La pluie est représentée par la somme de millimètres de pluie sur la journée. Selon cette somme, on va venir blanchir ou ajouter des traits blancs sur un certain pourcentage de l’image du jour via une proportionnalité préalablement établie.

La succession de ces différents paramètres donne par exemple les résultats suivants, rapidement décryptés :

11/08/2024 Marseille : temperature élévée, lumineux, vent orienté Est léger, pas de pluie

Marseille_1

19/11/2024 Paris : temperature plutôt basse, sombre, vent orienté Est plus fort, pluie modérée

Paris_1

17/01/2024 Paris : temperature basse, lumineux, pas de vent, pluie élevée

Paris_2

10/04/2024 Marseille : temperature moderée, lumineux, vent orienté sud élevé, pas de pluie

Marseille_2

Le code

En plus de ces images, nous fournissons le code qui permet de générer séparément chacune d’entre elles.

Pour utiliser ce code, il faut se créer un compte gratuit sur le portail API de Météo France puis générer un code pour l’API utilisée. Une fois ce token récupéré, il suffit de le copier dans le paramètre correspondant dans le code Python. Ensuite, il faut chercher via la documentation Météo France le code de la station de la ville voulue (nous ne garantissons pas l’existence des données pour d’autres villes que les cinq citées plus haut). C’est ce code de station qui devra être copié dans notre code Python à l’endroit attendu. Enfin, il faudra saisir la date souhaitée avant de lancer le code, qui générera votre image.

Le site

Enfin, notre dernier livrable est le site internet qui permet trois visualisations des œuvres.

En cliquant sur la ville choisie, vous pouvez visualiser l’œuvre du jour, puis en glissant vers le bas, vous accédez au calendrier de l’année précédente avec toutes les œuvres de l’année.

Sur la page d’accueil, si vous glissez vers le bas, vous pouvez aussi visualiser l’œuvre du jour ou n’importe quel jour pour l’ensemble des cinq villes, ce qui permet une comparaison rapide entre les villes.

Notre site a été codé en HTML, CSS et JavaScript pour le front, et en Python pour le back en utilisant FastAPI. Nous avons également hébergé notre site sur le serveur Aïoli.

Atteinte des objectifs

Dans l’ensemble, on peut considérer que nous avons effectivement atteint nos objectifs.

Oeuvres

À la suite du premier point avec notre tuteur, nous avons décidé que la première étape à atteindre était d’avoir un visuel pour nos œuvres, c’est-à-dire penser, d’un point de vue artistique, quelles données météo nous voulions utiliser et comment nous voulions les représenter.

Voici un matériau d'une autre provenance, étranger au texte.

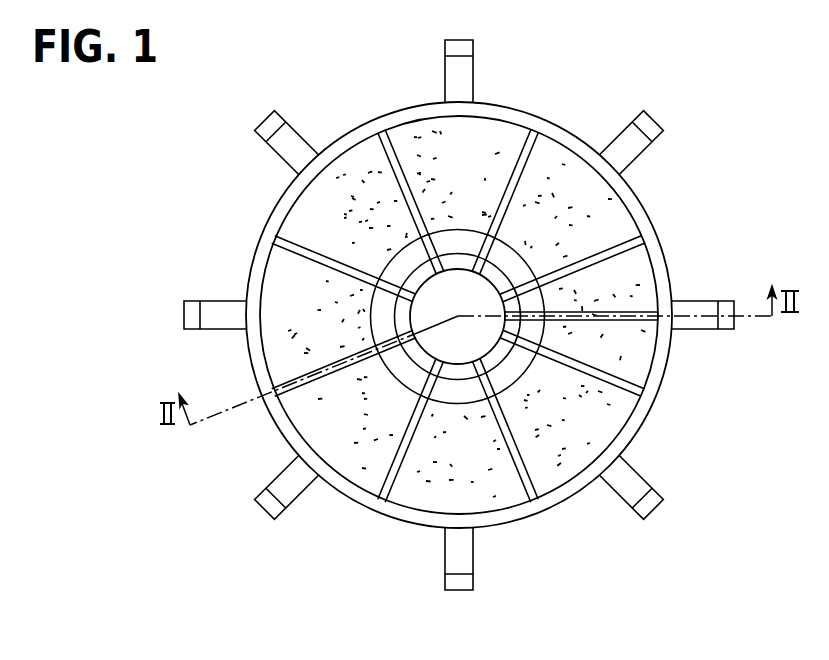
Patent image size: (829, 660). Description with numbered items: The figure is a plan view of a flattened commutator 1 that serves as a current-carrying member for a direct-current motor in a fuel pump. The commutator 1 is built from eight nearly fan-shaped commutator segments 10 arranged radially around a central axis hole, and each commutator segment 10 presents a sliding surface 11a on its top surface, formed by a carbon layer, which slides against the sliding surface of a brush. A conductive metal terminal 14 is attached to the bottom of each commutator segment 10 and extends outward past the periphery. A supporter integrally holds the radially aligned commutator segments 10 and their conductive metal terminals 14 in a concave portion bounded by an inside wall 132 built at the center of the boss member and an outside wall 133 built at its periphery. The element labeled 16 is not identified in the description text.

Nous avons donc commencé par brainstormer en équipe, d’abord sur papier, puis via des codes Python simples en simulant nos données nous-mêmes pour nous concentrer d’abord sur le visuel.

Nous avons fait trois propositions, puis nous avons choisi de nous concentrer sur celle qui nous plaisait le plus pour les étapes suivantes.

Nous avions donc atteint l’objectif d’avoir des représentations visuelles de nos œuvres.

Codes et récupération de données

Notre objectif était de s’approprier les données de Météo France et de réussir à utiliser l’API de Météo France afin d’exploiter ces données via un code en Python.

Nous nous sommes, dans un premier temps, approprié la documentation de Météo France sur le sujet pour voir quelles données nous allions choisir d’exploiter, puis, dans un second temps, comment les récupérer via l’API.

Nous avons effectivement réussi à le faire, bien que l’appel des données via l’API n’ait pas été évident. Le travail a fini par payer, et nous avons pu récupérer automatiquement les données que nous avions choisi d’utiliser.

Nous avons ensuite réussi à adapter notre code Python, qui générait l’œuvre via des tableaux de données réalisés à la main via des listes, afin qu’il génère une image en faisant un appel à l’API pour récupérer les données.

Plus tard, nous avons rencontré des difficultés liées à un changement de structure des réponses fournies par l’API, qui n’a pas été facile à déceler, mais qui est désormais corrigé. À l’avenir, si un autre changement de structure s’effectue une nouvelle fois dans les données retournées par l’API, nous pourrions être amenés à rencontrer le même problème, c’est pourquoi sans maintenance nous ne sommes pas sûrs que le code restera fonctionnel.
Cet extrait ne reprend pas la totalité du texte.